Chap wrote: ↑Thu Apr 28, 2022 11:01 am
Let us try to clarify the situation in relation to the question of gender and transgender identity. We can take it step by step as follows.
A: The initial big picture (but too crude to use nowadays)
At birth it is simple to identify who is a girl and who is a boys. You just look at the genitalia, and it is obvious. If you do a chromosome check, you will find that the girls have two X chromosomes, and the boys have an X and a Y. The girls grow into women, and the boys into men.
B: A developmental complication: (but not really relevant to this thread)
In about 1% of cases the baby has somewhat abnormal genitalia, but is still clearly a somewhat abnormally developed girl or boy. In 0.1-0.2% of cases, the genitals are abnormal enough to make it difficult to tell:
https://www.childrensmn.org/services/ca ... genitalia/
This is not however very relevant to transgender identity as nowadays discussed.
C: Taking account of the transgender issue.
In about 1% of the population, people are born with unambiguous genitals that enable them to be identified as a girl or as a boy, and those genitals match their chromosomes. However, as they grow up, they begin to make it plain by their behaviour or by their explicit statements about themselves that instead of being a girl (as identified at birth and by their normally developing genitalia and chromosomes), they consider themselves to be a boy, or vice versa. In what I have just written, the figure of 1% is deliberately taken from a source with no interest in minimising the data, so we can take it as a realistic maximum:
https://www.stonewall.org.uk/truth-about-trans
D: Finding a more useful terminology to talk about the issue
At this point, we will find it useful to adopt a more precise terminology that will enable us to talk about this issue with less confusion than is usually found in relevant discussions. We distinguish:
(1) Sex: Based on genitalia at birth and XX/XY chromosomes, we can easily classify all but about 1% (see (B) above) of human bodies as female or male. This is a matter of objective medical science.

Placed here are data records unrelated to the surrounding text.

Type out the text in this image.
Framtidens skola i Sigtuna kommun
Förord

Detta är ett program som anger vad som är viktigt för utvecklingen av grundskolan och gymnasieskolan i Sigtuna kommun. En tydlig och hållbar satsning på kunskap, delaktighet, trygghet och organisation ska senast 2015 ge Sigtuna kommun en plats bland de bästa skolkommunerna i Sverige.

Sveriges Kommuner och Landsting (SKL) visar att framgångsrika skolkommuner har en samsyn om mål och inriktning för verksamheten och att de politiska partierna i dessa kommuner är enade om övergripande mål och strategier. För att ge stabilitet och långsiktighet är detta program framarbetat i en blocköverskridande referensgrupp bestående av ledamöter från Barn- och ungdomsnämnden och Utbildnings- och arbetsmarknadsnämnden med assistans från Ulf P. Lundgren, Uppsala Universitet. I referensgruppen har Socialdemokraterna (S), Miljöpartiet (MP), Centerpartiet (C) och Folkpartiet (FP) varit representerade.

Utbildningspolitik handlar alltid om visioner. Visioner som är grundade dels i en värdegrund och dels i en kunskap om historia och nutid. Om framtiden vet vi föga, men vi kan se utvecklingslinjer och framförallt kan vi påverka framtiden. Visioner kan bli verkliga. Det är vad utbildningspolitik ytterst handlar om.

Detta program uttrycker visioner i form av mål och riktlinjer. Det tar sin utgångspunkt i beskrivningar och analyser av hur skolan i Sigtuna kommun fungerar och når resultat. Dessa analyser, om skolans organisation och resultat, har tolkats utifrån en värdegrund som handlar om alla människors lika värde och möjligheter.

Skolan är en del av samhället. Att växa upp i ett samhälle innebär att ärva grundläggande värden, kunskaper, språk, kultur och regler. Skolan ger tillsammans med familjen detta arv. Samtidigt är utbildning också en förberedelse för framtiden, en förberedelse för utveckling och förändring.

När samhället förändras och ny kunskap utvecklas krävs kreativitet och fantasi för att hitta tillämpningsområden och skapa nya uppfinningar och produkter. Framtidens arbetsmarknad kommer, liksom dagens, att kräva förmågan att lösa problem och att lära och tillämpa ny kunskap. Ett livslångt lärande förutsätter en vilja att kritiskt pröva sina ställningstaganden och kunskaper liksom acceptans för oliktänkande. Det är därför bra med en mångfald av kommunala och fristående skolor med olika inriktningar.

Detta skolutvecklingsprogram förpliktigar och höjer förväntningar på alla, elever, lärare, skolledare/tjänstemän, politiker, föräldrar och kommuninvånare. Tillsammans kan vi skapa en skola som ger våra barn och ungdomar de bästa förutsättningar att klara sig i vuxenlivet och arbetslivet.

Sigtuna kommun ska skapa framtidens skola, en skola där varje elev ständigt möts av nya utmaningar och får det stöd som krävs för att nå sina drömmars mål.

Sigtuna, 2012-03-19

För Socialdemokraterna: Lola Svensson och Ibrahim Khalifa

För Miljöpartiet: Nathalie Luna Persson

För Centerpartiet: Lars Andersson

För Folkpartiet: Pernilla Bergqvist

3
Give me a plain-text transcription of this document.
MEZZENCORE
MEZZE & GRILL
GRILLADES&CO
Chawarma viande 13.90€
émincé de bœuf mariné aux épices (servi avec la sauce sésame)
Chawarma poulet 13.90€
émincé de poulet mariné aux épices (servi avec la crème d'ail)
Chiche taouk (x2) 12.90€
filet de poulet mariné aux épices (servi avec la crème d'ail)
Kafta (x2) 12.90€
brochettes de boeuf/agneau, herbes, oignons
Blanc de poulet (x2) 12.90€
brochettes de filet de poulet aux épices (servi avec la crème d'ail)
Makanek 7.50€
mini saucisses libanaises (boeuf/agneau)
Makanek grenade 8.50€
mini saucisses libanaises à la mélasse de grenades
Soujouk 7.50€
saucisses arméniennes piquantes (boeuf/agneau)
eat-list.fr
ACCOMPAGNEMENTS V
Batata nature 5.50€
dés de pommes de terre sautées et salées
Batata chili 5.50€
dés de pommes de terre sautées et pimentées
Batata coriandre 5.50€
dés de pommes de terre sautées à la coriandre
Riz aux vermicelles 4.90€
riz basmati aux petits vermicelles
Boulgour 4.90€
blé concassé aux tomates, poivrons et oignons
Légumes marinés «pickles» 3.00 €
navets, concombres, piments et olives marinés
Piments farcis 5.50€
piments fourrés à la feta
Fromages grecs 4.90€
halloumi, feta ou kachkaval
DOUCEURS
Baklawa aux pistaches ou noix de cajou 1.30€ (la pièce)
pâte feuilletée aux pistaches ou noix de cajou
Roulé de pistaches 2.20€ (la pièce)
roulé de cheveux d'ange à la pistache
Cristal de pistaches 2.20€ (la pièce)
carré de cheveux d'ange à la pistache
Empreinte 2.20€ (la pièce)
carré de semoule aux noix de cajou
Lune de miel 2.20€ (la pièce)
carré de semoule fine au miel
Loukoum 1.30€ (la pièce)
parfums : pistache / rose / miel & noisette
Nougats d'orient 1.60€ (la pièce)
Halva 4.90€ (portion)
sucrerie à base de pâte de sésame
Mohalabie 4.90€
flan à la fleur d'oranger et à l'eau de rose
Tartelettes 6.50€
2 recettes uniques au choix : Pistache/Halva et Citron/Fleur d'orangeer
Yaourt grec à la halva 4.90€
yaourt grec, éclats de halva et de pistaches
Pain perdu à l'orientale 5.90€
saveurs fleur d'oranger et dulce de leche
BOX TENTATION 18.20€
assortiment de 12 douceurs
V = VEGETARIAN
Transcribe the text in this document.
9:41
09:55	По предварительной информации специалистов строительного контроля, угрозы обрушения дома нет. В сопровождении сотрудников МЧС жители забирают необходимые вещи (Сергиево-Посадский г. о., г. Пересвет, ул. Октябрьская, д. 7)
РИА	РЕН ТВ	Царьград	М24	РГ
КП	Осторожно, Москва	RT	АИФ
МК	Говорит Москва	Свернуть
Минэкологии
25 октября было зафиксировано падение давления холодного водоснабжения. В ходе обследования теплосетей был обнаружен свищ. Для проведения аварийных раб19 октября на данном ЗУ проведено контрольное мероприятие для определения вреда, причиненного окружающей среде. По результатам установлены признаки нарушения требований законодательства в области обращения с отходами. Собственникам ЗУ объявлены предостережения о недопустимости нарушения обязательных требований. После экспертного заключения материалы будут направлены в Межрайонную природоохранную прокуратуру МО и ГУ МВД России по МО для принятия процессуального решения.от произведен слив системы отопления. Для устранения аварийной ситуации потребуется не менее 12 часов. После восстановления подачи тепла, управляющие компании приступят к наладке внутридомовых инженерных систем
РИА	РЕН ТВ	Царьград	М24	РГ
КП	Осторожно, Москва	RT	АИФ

(2) Gender: This is a social distinction, based on the roles people play in society, how they are recognised by others, and how they think about themselves. We may classify most people as being, in social terms women or men.
E: Talking about the trans issue:
In all but about 1% of cases (see (C) above), sex and gender correlate: possession of a body with female sex expresses in gender terms as identifying a person as a woman, and male sex expresses as identifying a person as a man. Overwhelmingly, what trans people want from the rest of us amounts to no more than saying:
"I was born with a female body, and my parents called me Mary and dressed me as a girl. However, I passionately wish to be recognised in gender terms as a boy/man, to call myself Mike, and to dress and be treated as a man."
"I was born with a male body, and my parents called me Mike and dressed me as a boy. However, I passionately wish to be recognised in gender terms as a girl/woman, to call myself Mary, and to dress and be treated as a woman."
F: Dealing with transgender people
In the overwhelming majority of cases, the 1% of the population (at most) who wish to live in a gender not usually associated with their birth sex simply want the rest of us to let them live normal lives in their preferred gender. They just ask, in effect, that we should be kind and tolerant, and let them live trouble-free existences, in which (most of the time) we shall not notice that the accountant, store clerk or taxi driver we meet has crossed from one gender to another (i.e. is "transgender"). Overwhelmingly, people being transgender causes the non-transgender 99% of the population no problem at all, and the accommodation needed is no more than (say) providing toilet or changing room accommodation that takes account of their otherwise not troublesome identity. And that is the decent and humane standpoint from which this issue should be approached.
G: Rare cases
Non transgender men are about 50% of the population. The overwhelming majority of violence and sexual assault against women is committed by non-transgender men. A very small proportion of the 1% of the population who are living transgender lives may act so as to be a threat to women, but mathematically the threat they pose is a minimal part of the dangers women face. All the same, it needs to be dealt with in the case of artificial environments such as prisons and women's refuges. But since we do not treat all non transgender men as a threat to society, there is no reason to treat the overwhelming majority of the 1% of people who are transgender as any kind of threat.
Such, at any rate, is the way I see things.